When that happens, a counselor will keep callers calm and connected to the line while a team of mental health responders are dispatched to save them.

Without this hotline, Minnesotans could still rely on the National Suicide Prevention Lifeline number. But because Canvas Health is the only call center that answers the National Suicide Prevention Lifeline in the state of Minnesota, they would be routed to counselors in another state, who are not as familiar with local emergency resources.

Canvas requires about $1.3 million a year to operate its 50-year-old hotline. Funds are currently pieced together from various county contracts and private fundraising, but those efforts have never been enough. Every year, the hotline loses about $300,000.

The state has never stepped in to help before. But this year, bipartisan bills propose allocating state funds to the hotline for the first time.

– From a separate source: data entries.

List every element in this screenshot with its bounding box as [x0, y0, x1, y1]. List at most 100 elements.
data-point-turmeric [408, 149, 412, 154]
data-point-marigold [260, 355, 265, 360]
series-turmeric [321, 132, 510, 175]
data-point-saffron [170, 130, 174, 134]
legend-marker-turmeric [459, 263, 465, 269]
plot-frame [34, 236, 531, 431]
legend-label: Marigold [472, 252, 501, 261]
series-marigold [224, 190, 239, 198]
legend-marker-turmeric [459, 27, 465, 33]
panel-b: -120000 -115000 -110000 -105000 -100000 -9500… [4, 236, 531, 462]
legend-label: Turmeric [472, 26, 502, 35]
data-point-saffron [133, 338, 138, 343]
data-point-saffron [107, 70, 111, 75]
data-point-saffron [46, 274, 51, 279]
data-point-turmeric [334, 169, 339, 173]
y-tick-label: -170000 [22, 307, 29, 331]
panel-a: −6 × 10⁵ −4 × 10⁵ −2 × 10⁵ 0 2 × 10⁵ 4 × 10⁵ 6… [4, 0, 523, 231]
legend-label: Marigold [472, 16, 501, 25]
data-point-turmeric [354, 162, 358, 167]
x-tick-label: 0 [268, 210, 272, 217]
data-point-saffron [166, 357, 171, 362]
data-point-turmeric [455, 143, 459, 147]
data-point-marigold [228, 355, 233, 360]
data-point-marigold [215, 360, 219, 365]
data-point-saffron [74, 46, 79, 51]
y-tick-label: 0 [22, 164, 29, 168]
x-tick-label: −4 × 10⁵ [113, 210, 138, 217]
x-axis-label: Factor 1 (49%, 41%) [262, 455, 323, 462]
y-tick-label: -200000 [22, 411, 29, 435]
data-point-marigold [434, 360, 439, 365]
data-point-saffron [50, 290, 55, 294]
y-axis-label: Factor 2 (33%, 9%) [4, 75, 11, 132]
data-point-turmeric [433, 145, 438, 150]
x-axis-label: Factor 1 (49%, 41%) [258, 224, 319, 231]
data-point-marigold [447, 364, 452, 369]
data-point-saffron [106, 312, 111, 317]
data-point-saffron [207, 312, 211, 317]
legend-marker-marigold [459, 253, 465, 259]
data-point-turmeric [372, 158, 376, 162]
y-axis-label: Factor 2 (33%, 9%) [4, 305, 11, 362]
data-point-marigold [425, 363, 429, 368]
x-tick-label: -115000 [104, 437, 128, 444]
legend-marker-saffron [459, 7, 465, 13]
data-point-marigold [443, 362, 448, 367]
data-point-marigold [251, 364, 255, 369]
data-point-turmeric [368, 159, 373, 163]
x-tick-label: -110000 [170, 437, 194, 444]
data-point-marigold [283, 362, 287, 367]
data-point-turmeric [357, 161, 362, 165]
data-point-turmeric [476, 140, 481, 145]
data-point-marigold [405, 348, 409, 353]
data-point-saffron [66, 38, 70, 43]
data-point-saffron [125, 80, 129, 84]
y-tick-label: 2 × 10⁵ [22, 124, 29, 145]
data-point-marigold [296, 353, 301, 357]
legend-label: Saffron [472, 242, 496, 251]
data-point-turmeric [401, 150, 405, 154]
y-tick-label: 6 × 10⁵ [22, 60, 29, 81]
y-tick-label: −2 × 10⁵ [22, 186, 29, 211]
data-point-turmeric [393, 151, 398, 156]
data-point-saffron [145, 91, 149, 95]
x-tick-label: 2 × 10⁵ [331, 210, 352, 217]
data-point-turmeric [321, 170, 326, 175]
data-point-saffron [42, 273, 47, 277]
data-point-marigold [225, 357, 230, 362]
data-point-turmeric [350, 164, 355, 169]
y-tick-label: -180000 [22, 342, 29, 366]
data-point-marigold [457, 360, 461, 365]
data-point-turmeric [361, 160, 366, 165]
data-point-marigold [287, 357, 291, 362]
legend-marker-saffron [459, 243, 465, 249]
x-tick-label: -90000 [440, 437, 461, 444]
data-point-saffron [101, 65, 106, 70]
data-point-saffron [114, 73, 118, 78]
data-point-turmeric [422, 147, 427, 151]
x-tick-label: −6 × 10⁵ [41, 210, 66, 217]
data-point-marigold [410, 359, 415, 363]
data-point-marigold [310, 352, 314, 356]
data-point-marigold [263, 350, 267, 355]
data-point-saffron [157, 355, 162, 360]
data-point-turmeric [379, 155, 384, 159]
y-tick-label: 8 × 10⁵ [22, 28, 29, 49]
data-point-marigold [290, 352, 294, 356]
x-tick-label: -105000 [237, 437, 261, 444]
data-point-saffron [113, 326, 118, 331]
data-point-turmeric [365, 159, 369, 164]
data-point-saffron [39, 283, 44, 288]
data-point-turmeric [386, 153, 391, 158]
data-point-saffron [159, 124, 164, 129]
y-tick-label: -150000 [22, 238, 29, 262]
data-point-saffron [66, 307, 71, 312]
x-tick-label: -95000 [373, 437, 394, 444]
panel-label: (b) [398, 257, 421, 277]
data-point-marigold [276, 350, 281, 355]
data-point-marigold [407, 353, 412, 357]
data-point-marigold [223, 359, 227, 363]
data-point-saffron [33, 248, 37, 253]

If passed, Canvas would receive $1.3 million for its telephone service and about $650,000 to expand its texting service statewide.

This would stabilize the program and secure its continued existence, but it looks as though lawmakers may withhold funds after all.

In the House, the bill was added to the omnibus budget bill, but only after omitting the $1.3 million for the telephone service. Funding for expanding the texting program remained, but would be just a one-time grant. In the Senate, there's no money provided for either service.

"Even with these contracts and considerable fundraising efforts, the voice response service still operates with an unsustainable loss," says Thomas Ruter, COO of Canvas Health.

"Without the funding that was proposed to the legislature, we anticipate that an estimated 35,000 to 50,000 callers would have to find another alternative, possibly being directed to the already overburdened 911 departments, hospital emergency departments, and mobile crisis teams. We know that this service has been a lifeline of hope to each caller that has utilized it."